AHP Pre-registration Student Practice-Based Learning Programme
The NHS requires more people working in AHP roles to meet the care demands it will face over the coming years. To achieve this more student AHP’s are required, leading to a need for an increase in placement capacity. The placement expansion programme has focused on developing placements in a wider range of settings, introducing new types of placement opportunities to expand practice learning beyond traditional models of care. This has allowed students to undertake placements in new clinical areas, focus on research and education skills, leadership skills, role-emerging placements and to expand AHP practice into new areas of healthcare provision.
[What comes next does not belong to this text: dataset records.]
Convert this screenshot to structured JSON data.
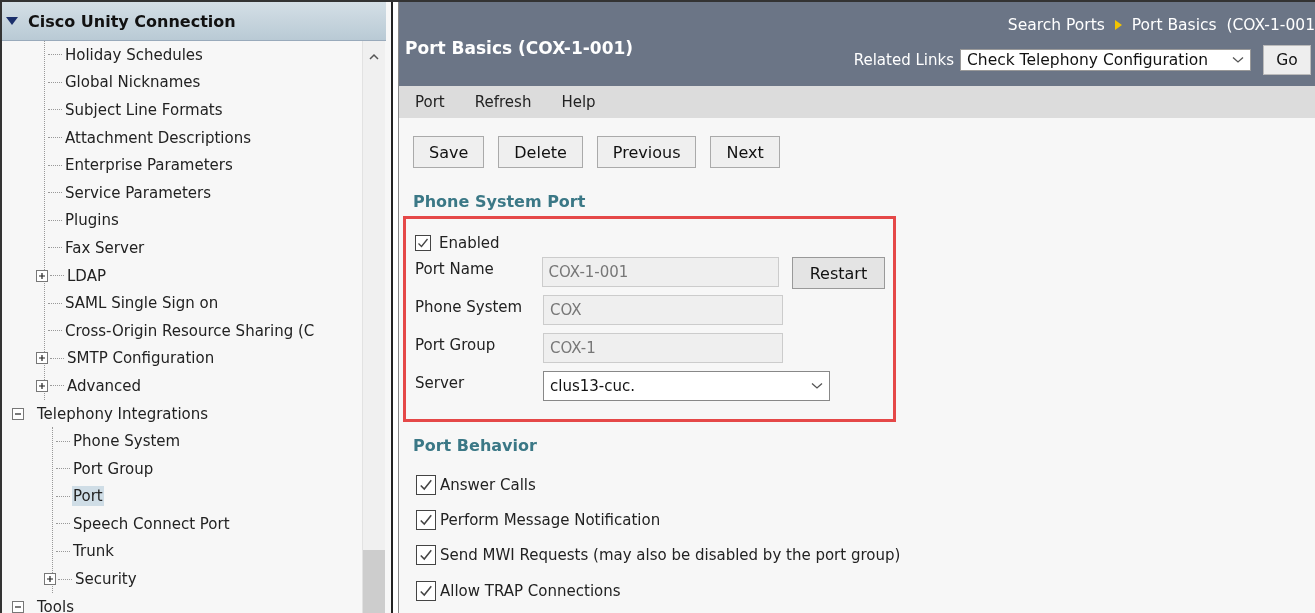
{
  "sidebar": {
    "title": "Cisco Unity Connection",
    "expanded": true,
    "items": [
      {
        "children": [
          {
            "label": "Holiday Schedules",
            "selected": false
          },
          {
            "label": "Global Nicknames",
            "selected": false
          },
          {
            "label": "Subject Line Formats",
            "selected": false
          },
          {
            "label": "Attachment Descriptions",
            "selected": false
          },
          {
            "label": "Enterprise Parameters",
            "selected": false
          },
          {
            "label": "Service Parameters",
            "selected": false
          },
          {
            "label": "Plugins",
            "selected": false
          },
          {
            "label": "Fax Server",
            "selected": false
          },
          {
            "label": "LDAP",
            "selected": false,
            "expanded": false
          },
          {
            "label": "SAML Single Sign on",
            "selected": false
          },
          {
            "label": "Cross-Origin Resource Sharing (C",
            "selected": false
          },
          {
            "label": "SMTP Configuration",
            "selected": false,
            "expanded": false
          },
          {
            "label": "Advanced",
            "selected": false,
            "expanded": false
          }
        ]
      },
      {
        "label": "Telephony Integrations",
        "selected": false,
        "expanded": true,
        "children": [
          {
            "label": "Phone System",
            "selected": false
          },
          {
            "label": "Port Group",
            "selected": false
          },
          {
            "label": "Port",
            "selected": true
          },
          {
            "label": "Speech Connect Port",
            "selected": false
          },
          {
            "label": "Trunk",
            "selected": false
          },
          {
            "label": "Security",
            "selected": false,
            "expanded": false
          }
        ]
      },
      {
        "label": "Tools",
        "selected": false,
        "expanded": true
      }
    ]
  },
  "header": {
    "title": "Port Basics  (COX-1-001)",
    "breadcrumb": [
      "Search Ports",
      "Port Basics  (COX-1-001"
    ],
    "related_links": {
      "label": "Related Links",
      "value": "Check Telephony Configuration"
    },
    "go_button": {
      "label": "Go"
    }
  },
  "menu": [
    "Port",
    "Refresh",
    "Help"
  ],
  "buttons": [
    {
      "label": "Save"
    },
    {
      "label": "Delete"
    },
    {
      "label": "Previous"
    },
    {
      "label": "Next"
    }
  ],
  "phone_system_port": {
    "title": "Phone System Port",
    "highlighted": true,
    "enabled": {
      "label": "Enabled",
      "checked": true
    },
    "fields": [
      {
        "kind": "text",
        "label": "Port Name",
        "value": "COX-1-001",
        "disabled": true,
        "button": {
          "label": "Restart"
        }
      },
      {
        "kind": "text",
        "label": "Phone System",
        "value": "COX",
        "disabled": true
      },
      {
        "kind": "text",
        "label": "Port Group",
        "value": "COX-1",
        "disabled": true
      },
      {
        "kind": "select",
        "label": "Server",
        "value": "clus13-cuc."
      }
    ]
  },
  "port_behavior": {
    "title": "Port Behavior",
    "options": [
      {
        "label": "Answer Calls",
        "checked": true
      },
      {
        "label": "Perform Message Notification",
        "checked": true
      },
      {
        "label": "Send MWI Requests (may also be disabled by the port group)",
        "checked": true
      },
      {
        "label": "Allow TRAP Connections",
        "checked": true
      }
    ]
  }
}
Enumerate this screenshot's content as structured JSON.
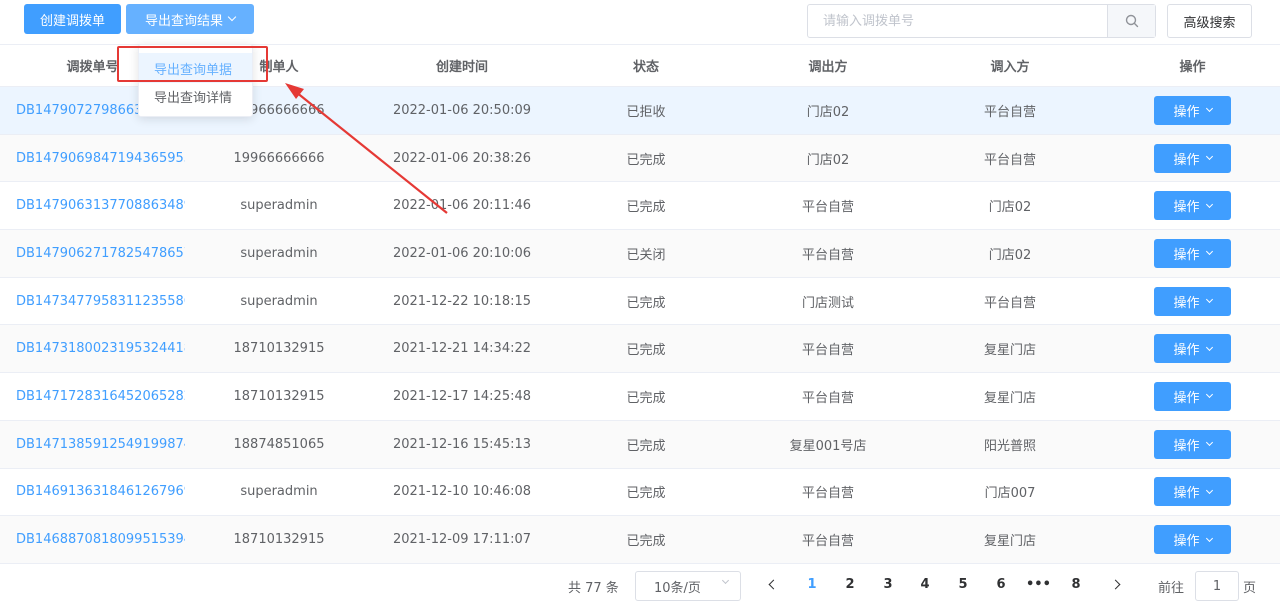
{
  "toolbar": {
    "create_label": "创建调拨单",
    "export_label": "导出查询结果",
    "search_placeholder": "请输入调拨单号",
    "advanced_label": "高级搜索"
  },
  "export_menu": {
    "items": [
      "导出查询单据",
      "导出查询详情"
    ]
  },
  "table": {
    "headers": [
      "调拨单号",
      "制单人",
      "创建时间",
      "状态",
      "调出方",
      "调入方",
      "操作"
    ],
    "rows": [
      {
        "no": "DB1479072798663168",
        "maker": "19966666666",
        "time": "2022-01-06 20:50:09",
        "status": "已拒收",
        "from": "门店02",
        "to": "平台自营",
        "op": "操作"
      },
      {
        "no": "DB1479069847194365953",
        "maker": "19966666666",
        "time": "2022-01-06 20:38:26",
        "status": "已完成",
        "from": "门店02",
        "to": "平台自营",
        "op": "操作"
      },
      {
        "no": "DB1479063137708863489",
        "maker": "superadmin",
        "time": "2022-01-06 20:11:46",
        "status": "已完成",
        "from": "平台自营",
        "to": "门店02",
        "op": "操作"
      },
      {
        "no": "DB1479062717825478657",
        "maker": "superadmin",
        "time": "2022-01-06 20:10:06",
        "status": "已关闭",
        "from": "平台自营",
        "to": "门店02",
        "op": "操作"
      },
      {
        "no": "DB1473477958311235586",
        "maker": "superadmin",
        "time": "2021-12-22 10:18:15",
        "status": "已完成",
        "from": "门店测试",
        "to": "平台自营",
        "op": "操作"
      },
      {
        "no": "DB1473180023195324418",
        "maker": "18710132915",
        "time": "2021-12-21 14:34:22",
        "status": "已完成",
        "from": "平台自营",
        "to": "复星门店",
        "op": "操作"
      },
      {
        "no": "DB1471728316452065282",
        "maker": "18710132915",
        "time": "2021-12-17 14:25:48",
        "status": "已完成",
        "from": "平台自营",
        "to": "复星门店",
        "op": "操作"
      },
      {
        "no": "DB1471385912549199874",
        "maker": "18874851065",
        "time": "2021-12-16 15:45:13",
        "status": "已完成",
        "from": "复星001号店",
        "to": "阳光普照",
        "op": "操作"
      },
      {
        "no": "DB1469136318461267969",
        "maker": "superadmin",
        "time": "2021-12-10 10:46:08",
        "status": "已完成",
        "from": "平台自营",
        "to": "门店007",
        "op": "操作"
      },
      {
        "no": "DB1468870818099515394",
        "maker": "18710132915",
        "time": "2021-12-09 17:11:07",
        "status": "已完成",
        "from": "平台自营",
        "to": "复星门店",
        "op": "操作"
      }
    ]
  },
  "pagination": {
    "total_text": "共 77 条",
    "page_size": "10条/页",
    "pages": [
      "1",
      "2",
      "3",
      "4",
      "5",
      "6",
      "•••",
      "8"
    ],
    "current_page": "1",
    "goto_label": "前往",
    "goto_value": "1",
    "page_unit": "页"
  },
  "colors": {
    "primary": "#409eff",
    "highlight_row": "#ecf5ff",
    "annotation": "#e53935"
  }
}
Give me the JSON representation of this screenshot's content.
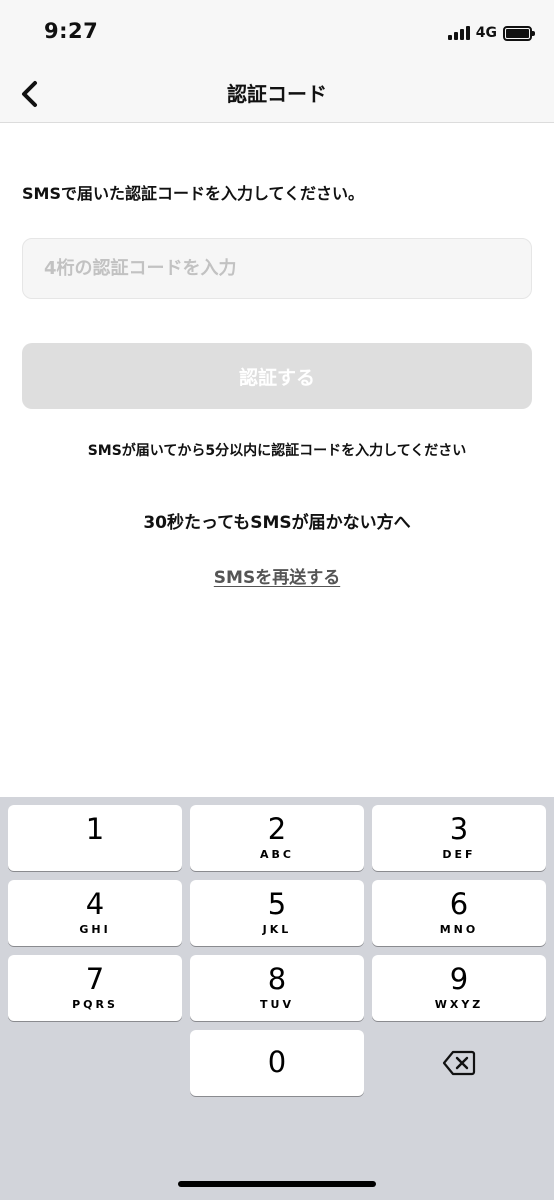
{
  "status_bar": {
    "time": "9:27",
    "network": "4G",
    "icons": [
      "signal-icon",
      "battery-icon"
    ]
  },
  "nav": {
    "title": "認証コード",
    "back_icon": "chevron-left-icon"
  },
  "main": {
    "instruction": "SMSで届いた認証コードを入力してください。",
    "code_input": {
      "value": "",
      "placeholder": "4桁の認証コードを入力"
    },
    "verify_button_label": "認証する",
    "hint": "SMSが届いてから5分以内に認証コードを入力してください",
    "no_sms_label": "30秒たってもSMSが届かない方へ",
    "resend_link": "SMSを再送する"
  },
  "keyboard": {
    "keys": [
      {
        "digit": "1",
        "letters": ""
      },
      {
        "digit": "2",
        "letters": "ABC"
      },
      {
        "digit": "3",
        "letters": "DEF"
      },
      {
        "digit": "4",
        "letters": "GHI"
      },
      {
        "digit": "5",
        "letters": "JKL"
      },
      {
        "digit": "6",
        "letters": "MNO"
      },
      {
        "digit": "7",
        "letters": "PQRS"
      },
      {
        "digit": "8",
        "letters": "TUV"
      },
      {
        "digit": "9",
        "letters": "WXYZ"
      },
      {
        "digit": "0",
        "letters": ""
      }
    ],
    "delete_icon": "backspace-icon"
  },
  "colors": {
    "keyboard_bg": "#d2d4da",
    "disabled_button": "#dedede",
    "link": "#555555"
  }
}
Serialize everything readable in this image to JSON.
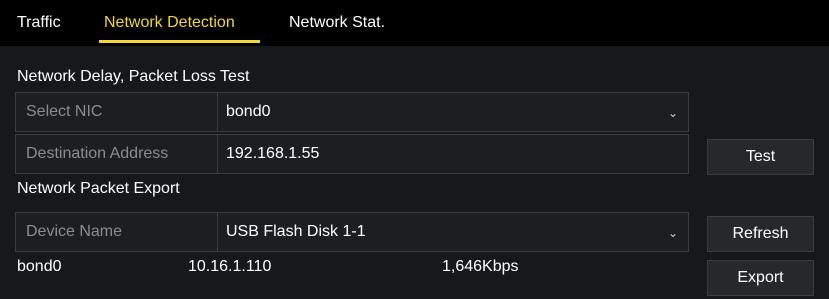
{
  "tabs": [
    {
      "label": "Traffic",
      "active": false
    },
    {
      "label": "Network Detection",
      "active": true
    },
    {
      "label": "Network Stat.",
      "active": false
    }
  ],
  "delay_test": {
    "title": "Network Delay, Packet Loss Test",
    "nic_label": "Select NIC",
    "nic_value": "bond0",
    "dest_label": "Destination Address",
    "dest_value": "192.168.1.55",
    "test_button": "Test"
  },
  "packet_export": {
    "title": "Network Packet Export",
    "device_label": "Device Name",
    "device_value": "USB Flash Disk 1-1",
    "refresh_button": "Refresh",
    "export_button": "Export"
  },
  "status_row": {
    "interface": "bond0",
    "ip": "10.16.1.110",
    "rate": "1,646Kbps"
  },
  "icons": {
    "dropdown": "chevron-down-icon"
  },
  "colors": {
    "accent": "#f2d635",
    "background": "#16181a",
    "tabbar": "#000000",
    "label_text": "#8a8d90"
  }
}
Not all AHP training programmes include mandatory placements in mental health and learning disability services, but some professions are more embedded in these services and therefore placements are more common. For example, all occupational therapy students have to do a placement in mental health. The arts therapies (art, music and drama), as psychological professions, tend to experience placements in mental health, less so in learning disability settings.
Placements in mental health and learning disability settings have been far less common, in dietetics, paramedicine, physiotherapy and speech and language therapy. This guide highlights how important developing placements in mental health and learning disability services is for patients and service users, students and training institutions and for employers looking to expand the future workforce.
This guide, and accompanying resources, will be useful for those considering, or involved in AHP placements including:
- AHP students
- Higher Education Institutions/Education Providers
- Placement Providers
- Service Development Managers
This guide was developed as part of a project which includes other resources, including a short film, available on the HEE website.
It contributes to a wider goal of HEE to ensure the skills of AHP’s are recognised and understood as key contributors to the mental health and learning disability workforce in the future.